Coriander and lime dressing


1.Combine coconut milk, coriander root and stem mixture, garlic and lime leaves in a large saucepan. Bring to the boil. Add chicken and return to the boil. Reduce heat; simmer, uncovered, about 10 minutes or until chicken is cooked through. Remove from heat and stand chicken in poaching liquid for 10 minutes. Remove chicken from pan. When cool enough to handle, shred chicken coarsely.
2.Reserve 1 cup poaching liquid and discard remainder or keep for later use. Bring reserved liquid to the boil in same pan. Boil uncovered for about 10 minutes or until reduced by two-thirds. Add chicken to pan with liquid; cool 10 minutes.

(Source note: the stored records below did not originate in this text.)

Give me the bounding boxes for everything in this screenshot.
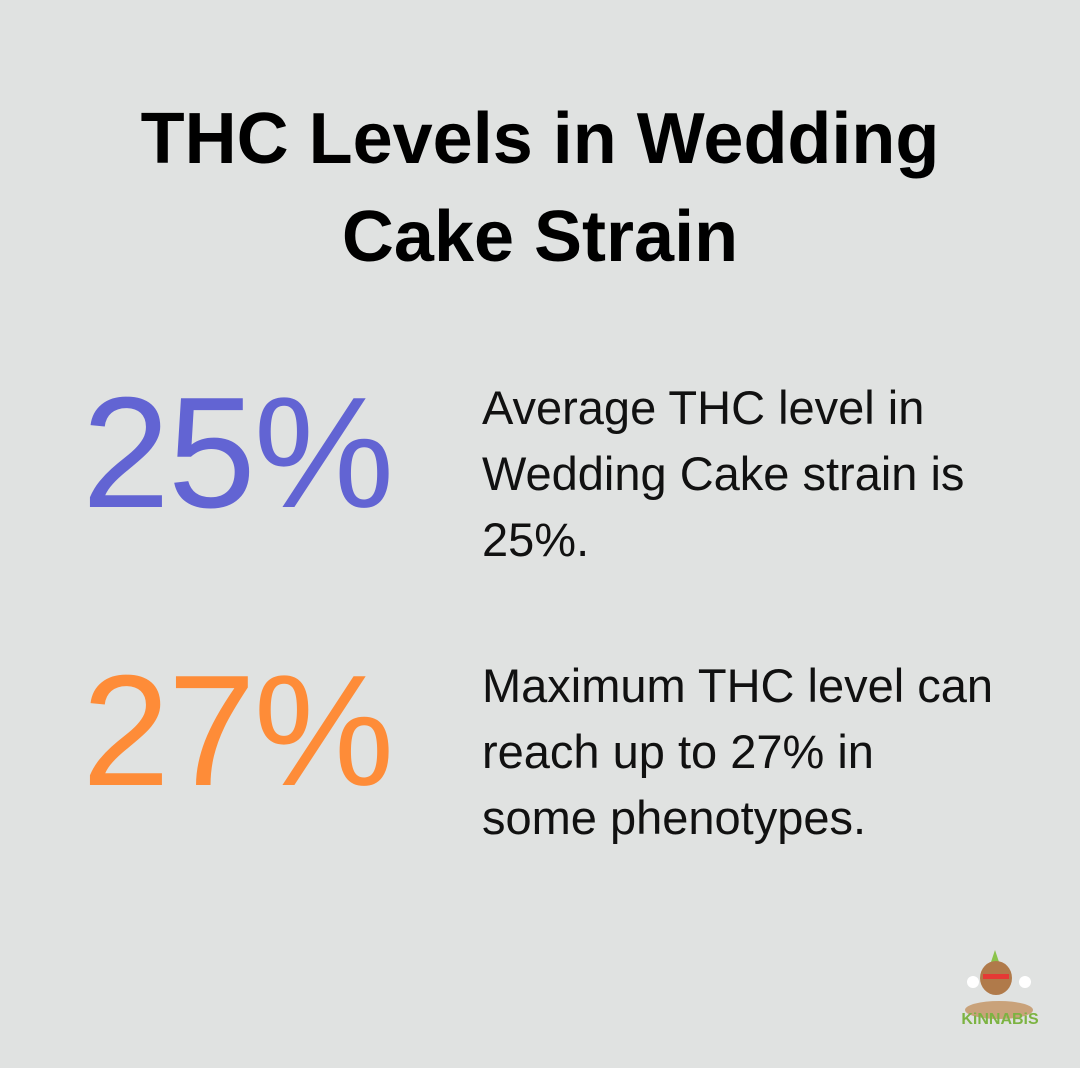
logo: [961, 950, 1039, 1028]
title: THC Levels in Wedding: [141, 99, 939, 179]
logo: KiNNABiS: [961, 1011, 1039, 1028]
text: maximum: [482, 659, 993, 844]
stat: 27%: 27%: [82, 643, 392, 819]
title: Cake Strain: [342, 197, 738, 277]
text: average: 25%.: [482, 513, 589, 566]
text: average: [482, 381, 964, 566]
text: maximum: some phenotypes.: [482, 791, 866, 844]
stat: 25%: 25%: [82, 365, 392, 541]
text: average: Average THC level in: [482, 381, 924, 434]
text: average: Wedding Cake strain is: [482, 447, 964, 500]
text: maximum: Maximum THC level can: [482, 659, 993, 712]
text: maximum: reach up to 27% in: [482, 725, 874, 778]
title: [141, 99, 939, 277]
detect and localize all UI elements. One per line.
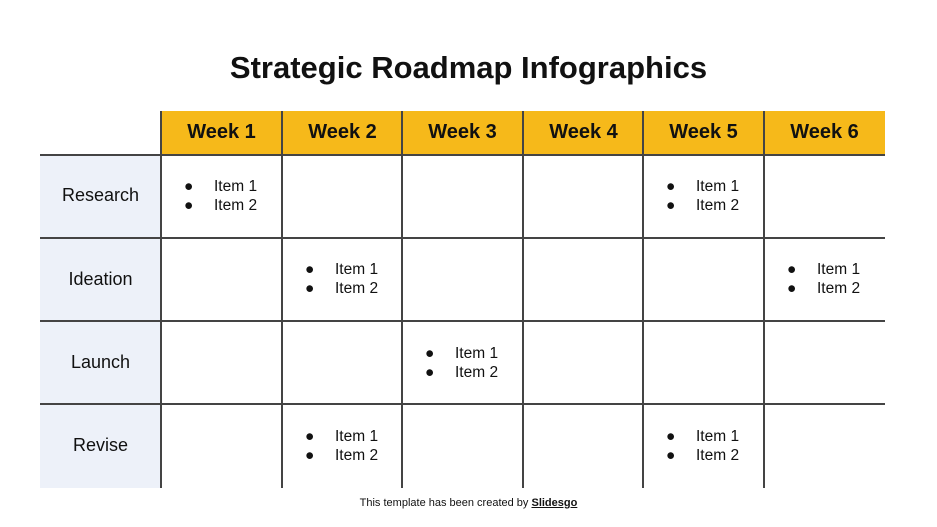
- items: ideation week6: ●: [787, 261, 796, 278]
- items: revise week2: [305, 428, 378, 464]
- header: weeks: Week 1: [187, 121, 256, 143]
- items: research week5: Item 1: [696, 178, 739, 195]
- row labels: Research: [62, 185, 139, 205]
- items: launch week3: Item 1: [455, 345, 498, 362]
- items: ideation week2: ●: [305, 280, 314, 297]
- row labels: Launch: [71, 352, 130, 372]
- header: weeks: Week 2: [308, 121, 377, 143]
- items: revise week5: ●: [666, 447, 675, 464]
- items: research week1: ●: [184, 197, 193, 214]
- items: revise week2: Item 2: [335, 447, 378, 464]
- items: launch week3: ●: [425, 364, 434, 381]
- items: research week1: ●: [184, 178, 193, 195]
- items: revise week2: Item 1: [335, 428, 378, 445]
- header: weeks: Week 6: [790, 121, 859, 143]
- items: launch week3: Item 2: [455, 364, 498, 381]
- footer credit: This template has been created by Slidesgo: [360, 497, 577, 509]
- items: ideation week2: Item 1: [335, 261, 378, 278]
- title: Strategic Roadmap Infographics: [230, 50, 707, 85]
- items: ideation week6: ●: [787, 280, 796, 297]
- items: research week5: ●: [666, 197, 675, 214]
- items: research week5: [666, 178, 739, 214]
- row labels: [62, 185, 139, 455]
- items: launch week3: [425, 345, 498, 381]
- items: research week5: ●: [666, 178, 675, 195]
- items: revise week2: ●: [305, 447, 314, 464]
- items: revise week5: [666, 428, 739, 464]
- items: ideation week2: [305, 261, 378, 297]
- items: ideation week2: Item 2: [335, 280, 378, 297]
- items: research week1: Item 1: [214, 178, 257, 195]
- row labels: Ideation: [68, 269, 133, 289]
- items: launch week3: ●: [425, 345, 434, 362]
- items: ideation week6: Item 1: [817, 261, 860, 278]
- header: weeks: Week 3: [428, 121, 497, 143]
- items: ideation week6: Item 2: [817, 280, 860, 297]
- items: ideation week2: ●: [305, 261, 314, 278]
- items: revise week5: ●: [666, 428, 675, 445]
- items: revise week5: Item 1: [696, 428, 739, 445]
- items: revise week2: ●: [305, 428, 314, 445]
- header: weeks: Week 5: [669, 121, 738, 143]
- row label column background: [40, 154, 161, 488]
- header: weeks: [162, 111, 885, 154]
- items: research week5: Item 2: [696, 197, 739, 214]
- items: revise week5: Item 2: [696, 447, 739, 464]
- items: ideation week6: [787, 261, 860, 297]
- header: weeks: Week 4: [549, 121, 618, 143]
- row labels: Revise: [73, 435, 128, 455]
- items: research week1: [184, 178, 257, 214]
- items: research week1: Item 2: [214, 197, 257, 214]
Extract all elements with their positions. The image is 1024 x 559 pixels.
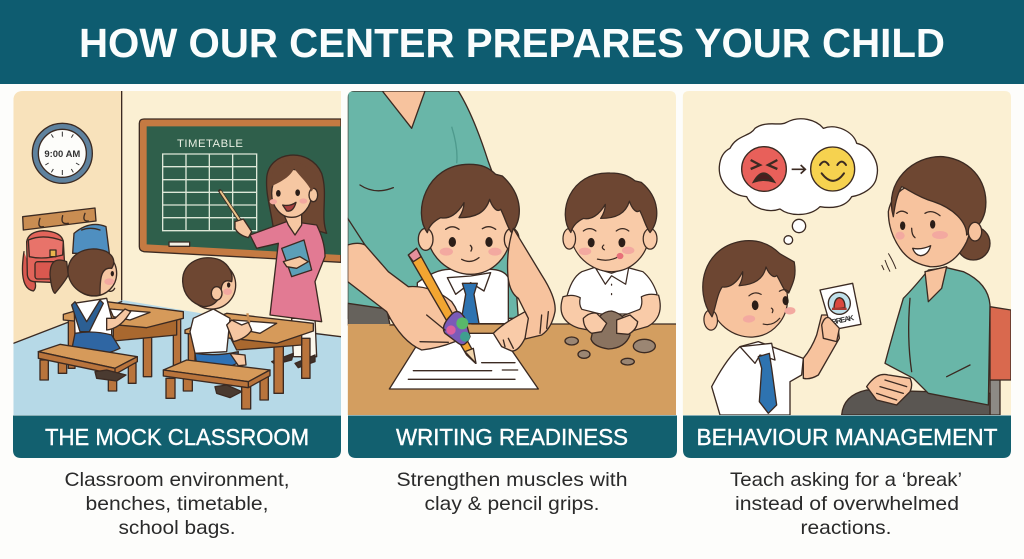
description: behaviour management: Teach asking for a ‘break’ [730,469,962,491]
clock [32,123,92,183]
adult hand guiding [493,228,555,351]
bench, right [163,360,270,409]
adult in teal shirt [348,91,518,325]
panel: behaviour management [683,91,1011,539]
coat rail and school bags [22,208,109,291]
boy holding card [699,237,861,415]
heading bar: writing readiness [348,416,677,458]
teacher [842,157,990,415]
heading bar: the mock classroom [13,416,341,458]
adult arm and writing hand [348,243,459,350]
girl student [50,249,131,355]
pencil with rainbow grip [408,248,476,363]
illustration: classroom scene [13,91,341,415]
heading bar: writing readiness: WRITING READINESS [396,424,628,450]
description: behaviour management: reactions. [800,517,892,539]
description: the mock classroom: benches, timetable, [86,493,268,515]
illustration: pencil grip and clay [348,91,676,415]
table [348,324,676,415]
break card [820,283,861,342]
break card: BREAK [831,313,855,327]
teacher [220,155,327,368]
boy with clay [561,173,660,333]
thought bubble [719,119,877,244]
heading bar: the mock classroom: THE MOCK CLASSROOM [45,424,309,450]
heading bar: behaviour management: BEHAVIOUR MANAGEMENT [696,424,998,450]
description: writing readiness: clay & pencil grips. [424,493,600,515]
title band: HOW OUR CENTER PREPARES YOUR CHILD [79,20,945,66]
description: the mock classroom: Classroom environment, [64,469,290,491]
heading bar: behaviour management [683,416,1011,458]
description: writing readiness: Strengthen muscles with [396,469,628,491]
arrow [792,165,805,174]
boy writing [417,164,519,324]
chalkboard: TIMETABLE [177,138,243,150]
panel: writing readiness [348,91,677,515]
desk, left [63,302,183,377]
desk, right [185,313,313,393]
worksheet paper [389,333,538,389]
chair [990,307,1011,415]
clock: 9:00 AM [44,149,80,159]
panel: the mock classroom [13,91,341,539]
icon: angry face [742,147,786,191]
description: the mock classroom: school bags. [118,517,236,539]
chalkboard [139,119,341,262]
bench, left [38,344,137,391]
description: behaviour management: instead of overwhelmed [735,493,959,515]
illustration: break card conversation [683,91,1011,415]
title band [0,0,1024,84]
clay ball and pieces [565,311,655,365]
icon: happy face [811,147,855,191]
boy student [183,258,252,369]
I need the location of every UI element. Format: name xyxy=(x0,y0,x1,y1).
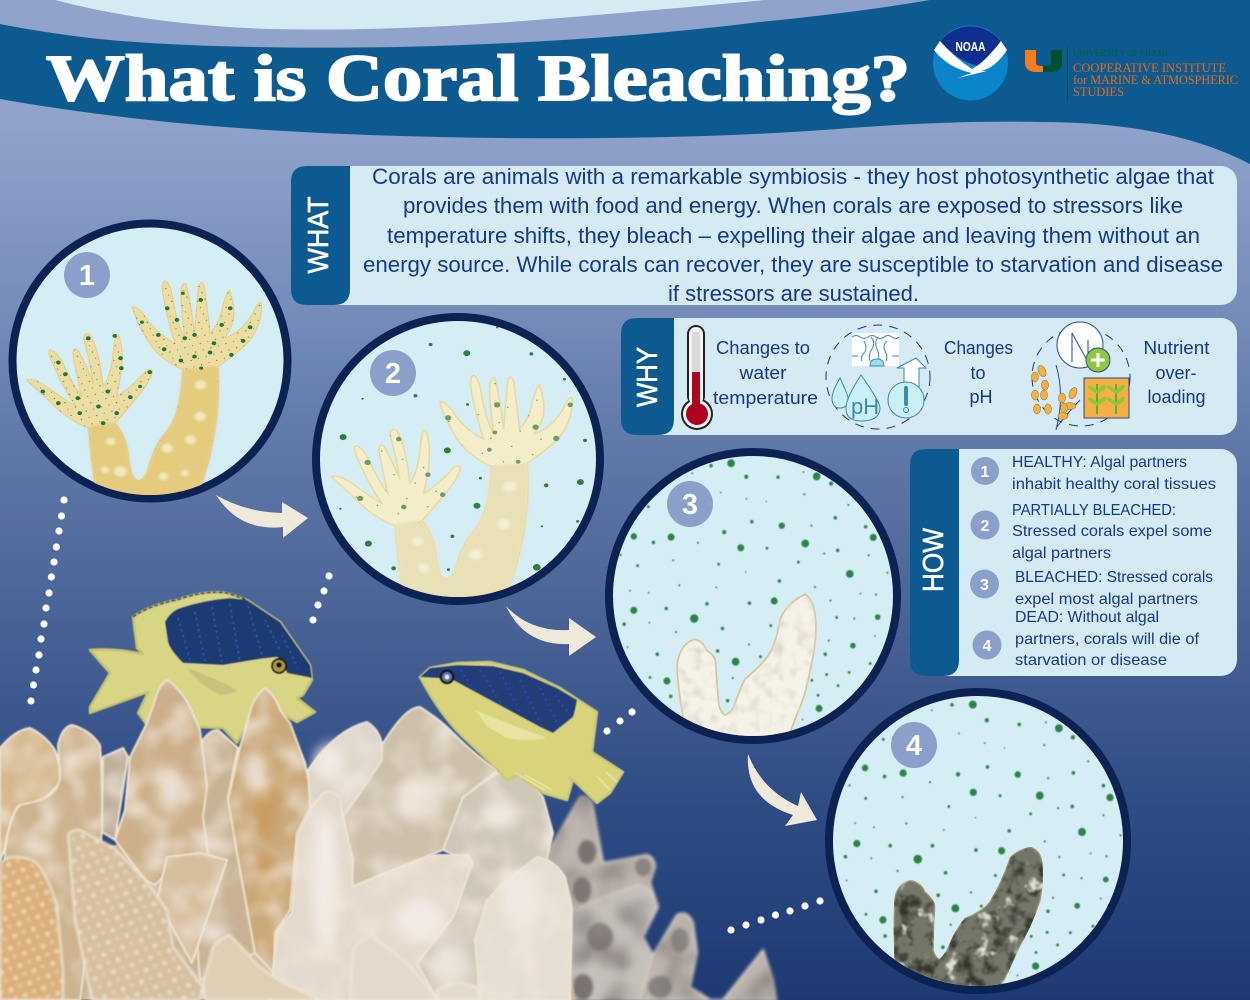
step 3: BLEACHED: Stressed corals xyxy=(1015,569,1213,586)
stage 3: bleached coral xyxy=(609,452,897,740)
label: water temperature: water xyxy=(738,363,787,383)
badge 2: 2 xyxy=(385,358,401,390)
arrow: stage 3 to 4 xyxy=(748,754,817,826)
label: changes to pH: pH xyxy=(969,387,993,407)
step 3: 3 xyxy=(980,577,989,594)
step 1: 1 xyxy=(981,464,990,481)
what description: if stressors are sustained. xyxy=(668,281,919,306)
fish: behind coral xyxy=(90,592,315,743)
badge 4: 4 xyxy=(906,730,922,762)
step 3 xyxy=(970,569,1213,608)
what description: energy source. While corals can recover, they are susceptible to starvation and disease xyxy=(363,252,1223,277)
step 2: PARTIALLY BLEACHED: xyxy=(1012,502,1176,519)
label: changes to pH xyxy=(944,338,1013,407)
logo: University of Miami CIMAS: UNIVERSITY OF MIAMI xyxy=(1073,48,1168,58)
what description: temperature shifts, they bleach – expelling their algae and leaving them without an xyxy=(387,223,1200,248)
pH symbol: pH xyxy=(851,394,879,419)
stage 1: healthy coral xyxy=(12,224,288,500)
step 2: algal partners xyxy=(1012,545,1111,562)
header wave band xyxy=(0,0,1250,164)
fish: in front of coral xyxy=(420,662,623,803)
coral dead and free algae xyxy=(842,700,1122,986)
logo: University of Miami CIMAS: COOPERATIVE INSTITUTE xyxy=(1073,61,1226,75)
logo: University of Miami CIMAS: STUDIES xyxy=(1073,85,1124,99)
logo: University of Miami CIMAS: for MARINE & ATMOSPHERIC xyxy=(1073,73,1238,87)
dotted line: stage 3 to reef xyxy=(603,708,636,735)
what description xyxy=(363,164,1223,306)
how label: HOW xyxy=(918,527,950,592)
step 4 xyxy=(972,609,1200,669)
icon: nutrients xyxy=(1032,322,1130,430)
stage 4: dead coral xyxy=(829,687,1134,990)
label: nutrient overloading: Nutrient xyxy=(1144,338,1210,358)
arrow: stage 1 to 2 xyxy=(216,495,308,538)
label: nutrient overloading: over- xyxy=(1155,363,1197,383)
label: water temperature: Changes to xyxy=(716,338,810,358)
badge 1: 1 xyxy=(79,260,95,292)
step 1: inhabit healthy coral tissues xyxy=(1012,476,1216,493)
label: water temperature xyxy=(713,338,818,408)
badge 4 xyxy=(891,722,937,768)
dotted line: stage 4 to reef xyxy=(727,897,824,934)
step 2: 2 xyxy=(981,518,990,535)
badge 2 xyxy=(370,350,416,396)
back corals xyxy=(0,680,575,1000)
title: What is Coral Bleaching? xyxy=(46,42,910,115)
dead coral grey section xyxy=(540,797,776,1000)
panel: why xyxy=(621,318,1237,435)
step 4: 4 xyxy=(983,638,992,655)
icon: pH changes xyxy=(826,325,930,429)
step 2 xyxy=(970,502,1212,562)
label: changes to pH: Changes xyxy=(944,338,1013,358)
badge 3 xyxy=(667,481,713,527)
what description: Corals are animals with a remarkable symbiosis - they host photosynthetic algae that xyxy=(372,164,1214,189)
logo: NOAA: NOAA xyxy=(956,39,986,54)
step 4: starvation or disease xyxy=(1015,652,1167,669)
label: nutrient overloading: loading xyxy=(1148,387,1206,407)
label: changes to pH: to xyxy=(970,363,986,383)
logo: University of Miami CIMAS xyxy=(1025,45,1238,101)
step 2: Stressed corals expel some xyxy=(1012,523,1212,540)
polyps partially bleached xyxy=(331,327,587,599)
dotted line: stage 2 to reef xyxy=(309,572,333,624)
dotted line: stage 1 to reef xyxy=(27,496,68,705)
why label: WHY xyxy=(632,347,664,407)
coral reef xyxy=(0,680,776,1000)
mid corals xyxy=(157,792,572,1000)
coral bleached and free algae xyxy=(620,459,888,738)
step 3: expel most algal partners xyxy=(1015,591,1198,608)
logo: NOAA xyxy=(933,26,1008,100)
stage 2: partially bleached coral xyxy=(316,317,600,601)
badge 1 xyxy=(64,252,110,298)
step 1 xyxy=(971,454,1216,493)
what label: WHAT xyxy=(303,196,335,274)
label: water temperature: temperature xyxy=(713,388,818,408)
label: nutrient overloading xyxy=(1144,338,1210,407)
arrow: stage 2 to 3 xyxy=(506,606,596,656)
step 1: HEALTHY: Algal partners xyxy=(1012,454,1187,471)
step 4: DEAD: Without algal xyxy=(1015,609,1159,626)
icon: thermometer xyxy=(681,325,713,430)
polyps healthy xyxy=(26,281,262,500)
what description: provides them with food and energy. When corals are exposed to stressors like xyxy=(403,193,1183,218)
foreground corals xyxy=(0,830,480,1000)
step 4: partners, corals will die of xyxy=(1015,631,1200,648)
badge 3: 3 xyxy=(682,489,698,521)
panel: what xyxy=(291,164,1237,306)
panel: how xyxy=(910,449,1237,676)
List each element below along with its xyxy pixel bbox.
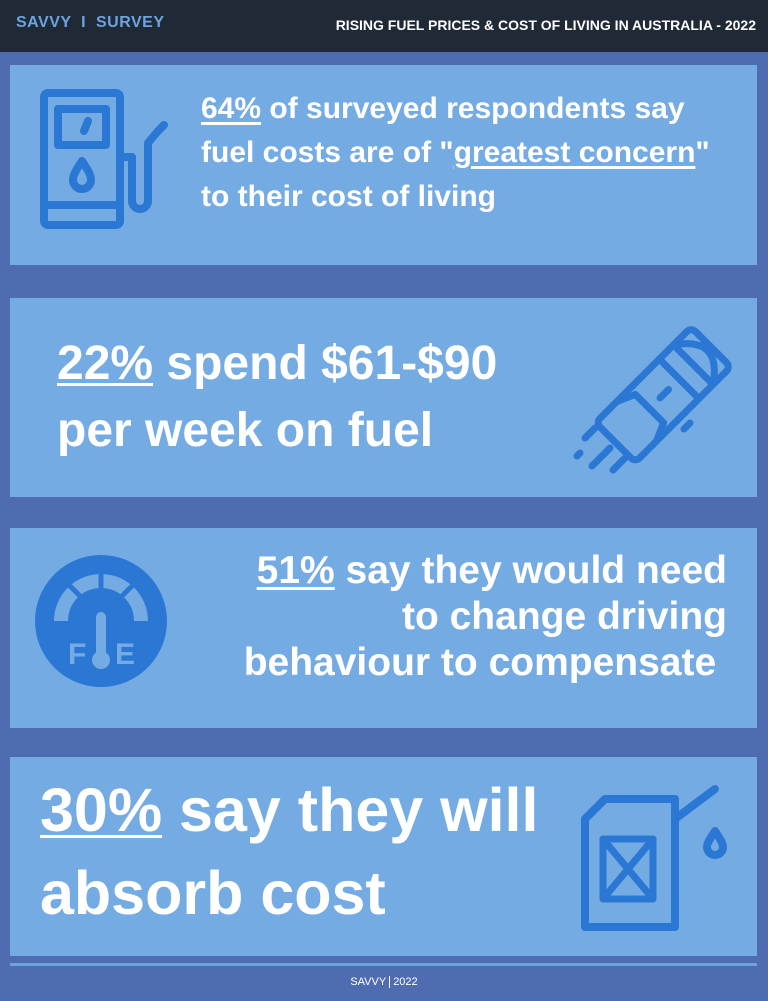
icon: fuel gauge: E [115,638,135,671]
icon: fuel gauge: F [68,638,86,671]
icon: fuel pump [40,89,168,229]
header title: RISING FUEL PRICES & COST OF LIVING IN AUSTRALIA - 2022 [336,17,756,33]
text block: absorb cost [40,859,386,927]
header bar [0,0,768,52]
text block [40,776,538,927]
icon: fuel gauge [35,555,167,687]
text block: per week on fuel [57,404,433,457]
brand: SAVVY I SURVEY [16,14,164,31]
panel: greatest concern [10,65,757,265]
icon: speeding car [574,326,732,474]
text block: fuel costs are of "greatest concern" [201,136,710,169]
text block [201,92,710,213]
footer: SAVVY 2022 [350,976,418,988]
panel: driving behaviour [10,528,757,728]
text block: 51% say they would need [257,549,727,592]
divider [10,963,757,966]
text block [244,549,727,684]
text block: 22% spend $61-$90 [57,337,497,390]
text block: 64% of surveyed respondents say [201,92,685,125]
text block: to change driving [402,595,727,638]
text block [57,337,497,457]
panel: absorb cost [10,757,757,956]
icon: jerry can [581,785,727,931]
text block: behaviour to compensate [244,641,716,684]
text block: 30% say they will [40,776,538,844]
text block: to their cost of living [201,180,496,213]
panel: weekly spend [10,298,757,497]
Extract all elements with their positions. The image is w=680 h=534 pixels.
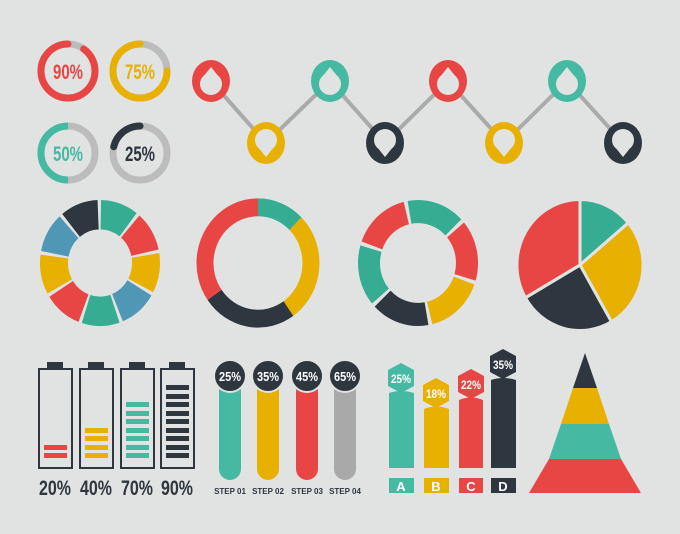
- donut chart 4 segments: [183, 184, 333, 342]
- node red 2: [429, 60, 467, 102]
- pie chart: [517, 199, 643, 331]
- node yellow 1: [247, 122, 285, 164]
- bar C: 22%: [461, 378, 481, 392]
- petal ring chart: [35, 195, 165, 331]
- battery 90%: [161, 362, 194, 500]
- progress ring 90%: 90%: [53, 61, 83, 84]
- pyramid: [529, 353, 641, 493]
- step 01: STEP 01: [214, 487, 246, 496]
- battery 40%: [80, 362, 113, 500]
- progress ring 25%: [113, 126, 167, 180]
- step 02: 35%: [257, 369, 279, 384]
- step 02: [252, 360, 284, 496]
- step 03: [291, 360, 323, 496]
- battery 70%: [121, 362, 154, 500]
- bar A: [388, 363, 414, 494]
- bar C: C: [466, 479, 476, 494]
- step 03: 45%: [296, 369, 318, 384]
- bar A: 25%: [391, 372, 411, 386]
- battery 20%: 20%: [39, 477, 71, 500]
- battery 90%: 90%: [161, 477, 193, 500]
- bar D: [490, 349, 516, 494]
- bar A: A: [396, 479, 406, 494]
- node teal 1: [311, 60, 349, 102]
- segmented donut: [349, 191, 487, 335]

3.To make coriander and lime dressing, use a mortar and pestle to crush coriander root and stem mixture, garlic, chillies and sugar until combined. Gradually add juice and crush until sugar dissolves. Stir in sauce.
4.In a small heatproof bowl, soak lemongrass with boiling water for about 4 minutes or until just tender; drain. Slice thinly and combine in a large bowl with cucumber, sprouts, mint, coriander leaves, chilli and dressing. Divide chicken mixture among serving plates; top with salad.